Nascido em Canela e criado no Litoral Gaúcho, ele foi viver o maior momento da carreira no outro lado do mundo, em Gidá, na Arábia Saudita. Após a longa cerimônia realizada pela CBF, Roger Ibañez, ou simplesmente Ibañez, ouviu da boca de Carlo Ancelotti aquilo que mais sonhou nos seus 27 anos: disputar a Copa do Mundo.
Nem deu tempo de comemorar. Após o anúncio da lista, o defensor do Al-Ahli, rumou para o Brasil. Foram cerca de 18 horas de viagem, sete até Lisboa e 11 até Porto Alegre. O tempo foi longo, mas ainda não foi o suficiente para cair a ficha do jogador.
— Pra falar a verdade, ainda não caiu a ficha (risos). Agora é dormir, descansar bem e amanhã já começar a trabalhar forte para chegar pronto para a apresentação no dia 27 — disse Ibañez.
A chegada em solo gaúcho contou com a presença dos pais. Eles seguravam um cartaz em homenagem ao jogador, que é zagueiro de origem, mas que pode atuar como lateral-direito. Ele chegou ao Brasil acompanhado da esposa, dos filhos, da irmã, do cunhado e de amigos.
No ciclo da última Copa do Mundo, Ibañez viveu a expectativa de ser chamado por Tite até a lista final, mas acabou ficando fora. Quatro anos depois, viu na voz rouca e no português, ainda em adaptação, de Carlo Ancelotti, um sentimento de alívio e de felicidade.

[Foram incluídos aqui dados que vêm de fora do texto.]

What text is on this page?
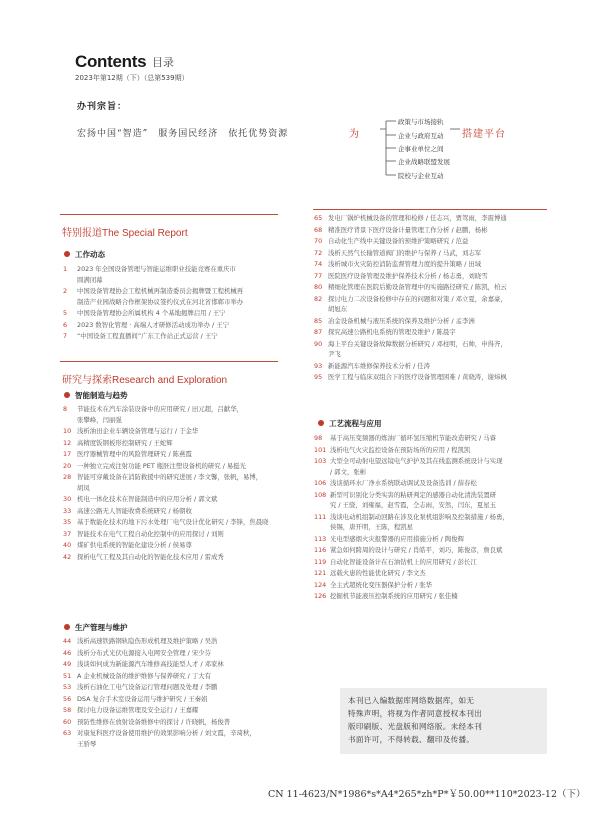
Contents 目录
2023年第12期（下）（总第539期）
办刊宗旨：
宏扬中国“智造” 服务国民经济 依托优势资源	为
政策与市场接轨
企业与政府互动
企事业单位之间
企业战略联盟发展
院校与企业互动
搭建平台
特别报道The Special Report
工作动态
1	2023 年全国设备管理与智能运维职业技能竞赛在重庆市
圆满闭幕
2	中国设备管理协会工程机械再制造委员会揭牌暨工程机械再
制造产业园战略合作框架协议签约仪式在河北省邯郸市举办
5	中国设备管理协会所属机构 4 个基地揭牌启用 / 王宁
6	2023 数智化管理 · 高端人才研修活动成功举办 / 王宁
7	“中国设备工程直播间”广东工作站正式运营 / 王宁
研究与探索Research and Exploration
智能制造与趋势
8	节能技术在汽车涂装设备中的应用研究 / 田元超，吕献华，
张攀峰，闫丽强
10 浅析油田企业车辆设备管理与运行 / 于金华
12 高精度钣钢板形控制研究 / 王蛇辉
17 医疗器械管理中的风险管理研究 / 陈燕霞
20 一种独立完成注射功能 PET 瓶胚注塑设备机的研究 / 易挺光
28 智能可穿戴设备在消防救援中的研究进展 / 李文馨，张帆，易博，
胡凤
30 机电一体化技术在智能制造中的应用分析 / 郭文斌
33 高速公路无人智能收费系统研究 / 杨朝收
35 基于数能化技术的地下污水处理厂电气设计优化研究 / 李锋，焦晨晓
37 智能技术在电气工程自动化控制中的应用探讨 / 刘则
40 煤矿供电系统的智能化建设分析 / 侯易尊
42 探析电气工程及其自动化的智能化技术应用 / 雷成秀
生产管理与维护
44 浅析高速铁路钢轨隐伤形成机理及维护策略 / 吴浩
46 浅析分布式光伏电源接入电网安全管理 / 宋少芬
49 浅谈如何成为新能源汽车维修高技能型人才 / 邓家林
51 A 企业机械设备的维护维修与保养研究 / 丁大有
53 浅析石油化工电气设备运行管理问题及处理 / 李鹏
56 DSA 复合手术室设备运用与维护研究 / 王秦娟
58 探讨电力设备运维管理及安全运行 / 王嘉耀
60 预防性维修在放射设备维修中的探讨 / 许晓帆，杨俊普
63 对康复科医疗设备使用维护的效果影响分析 / 刘文霞，辛琦秋，
王骄琴
65 发电厂锅炉机械设备的管理和检修 / 任志兴，贾驾雨，李震博通
68 精准医疗背景下医疗设备计量管理工作分析 / 赵鹏，杨彬
70 自动化生产线中关键设备的预维护策略研究 / 范益
72 浅析天然气长输管道阀门的维护与保养 / 马武，刘志军
74 浅析城市火灾防控消防监督管理力度的提升策略 / 田域
77 医院医疗设备管理及维护保养技术分析 / 杨志勇，刘晓雪
80 精细化管理在医院后勤设备管理中的实施路径研究 / 陈凯，柏云
82 探讨电力二次设备检修中存在的问题和对策 / 邓立夏，余嘉豪，
胡旭东
85 冶金设备机械与液压系统的保养及维护分析 / 孟李洲
87 探究高速公路机电系统的管理及维护 / 陈晨宇
90 海上平台关键设备故障数据分析研究 / 邓柱明，石帅，申得齐，
尹飞
93 新能源汽车维修保养技术分析 / 任涛
95 医学工程与临床双组合下的医疗设备管理困难 / 黄晓涛，谢炜枫
工艺流程与应用
98	基于高压变频器的炼油厂循环氢压缩机节能改造研究 / 马睿
101 浅析电气火灾监控设备在预防场所的应用 / 程凯凯
103 大型全可动射电望远镜电气护护及其在线监测系统设计与实现
/ 郭文，张彬
106 浅谈循环水厂净水系统联动调试及设备选训 / 薛春松
108 新型可识别化分类实害的粘研判定的感器自动化清洗装置研
究 / 王骁，刘雍福，赵雪霞，仝志雨，安然，闫东，夏星玉
111 浅谈电动机组制动回路在涉及化泵机组影响及控制措施 / 杨勇，
侯锡，唐开明，王陈，程凯星
113 光电型感烟火灾报警器的应用措施分析 / 陶俊辉
116 紧急如何跨周的设计与研究 / 肖皓平，刘巧，陈俊彦，詹良斌
119 自动化智能设备计在石油钻机上的应用研究 / 彭长江
121 远载火患的性能优化研究 / 李文杰
124 全主式超统化变压器保护分析 / 张华
126 挖掘机节能液压控制系统的应用研究 / 张佳楠
本刊已入编数据库网络数据库，如无
特殊声明，将视为作者同意授权本刊出
版印刷版、光盘版和网络版。未经本刊
书面许可，不得转载、翻印及传播。
CN 11-4623/N*1986*s*A4*265*zh*P*￥50.00**110*2023-12（下）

— Acho que eu não estava pronto naquele momento, para ser sincero. Acho que todo esse tempo que passou, desses quatro anos pra cá, eu evoluí muito, cresci muito como pessoa, cresci muito como profissional, cresci muito pessoalmente na minha família também. Isso foi o que me fez chegar nesse momento e saber que sim, agora sim, eu posso dizer que eu tô pronto. Posso dizer que vou estar lá preparado pra qualquer coisa que aconteça e a gente vai estar lá pra ajudar — comentou.
Sempre gaúcho
Ibañez deixou o Estado cedo para jogar no Fluminense. Pouco tempo depois já estava na Itália, onde defendeu Atalanta e Roma. Desde 2023, está no Al-Ahli, da Arábia Saudita. E apesar da distância para o Rio Grande do Sul, ele consegue manter as raízes.
— Direto a gente faz churrasco lá na Arábia. É muito quente, mas a gente continua com essa tradição, não tem como negar a tradição do Sul. A gente tem o nosso chimarrão lá também, a gente levou — revelou o zagueiro, que costuma passar as férias no RS e disse curtir o “friozinho” gaúcho.
Confiante pelo hexa
Agora, o foco de Ibañez é a Copa do Mundo. O Brasil está no Grupo C, ao lado de Marrocos, Haiti e Escócia. A estreia é contra os africanos no dia 13 de junho. E entre a ansiedade da estreia e a confiança, o gaúcho de Canela sabe que está pronto para torneio.
— A gente vai lutar por isso, pode ter certeza. Podem esperar toda garra, esforço, concentração, foco. Vou estar lá dentro dando o meu melhor para que a gente possa trazer essa sexta estrela para casa — concluiu.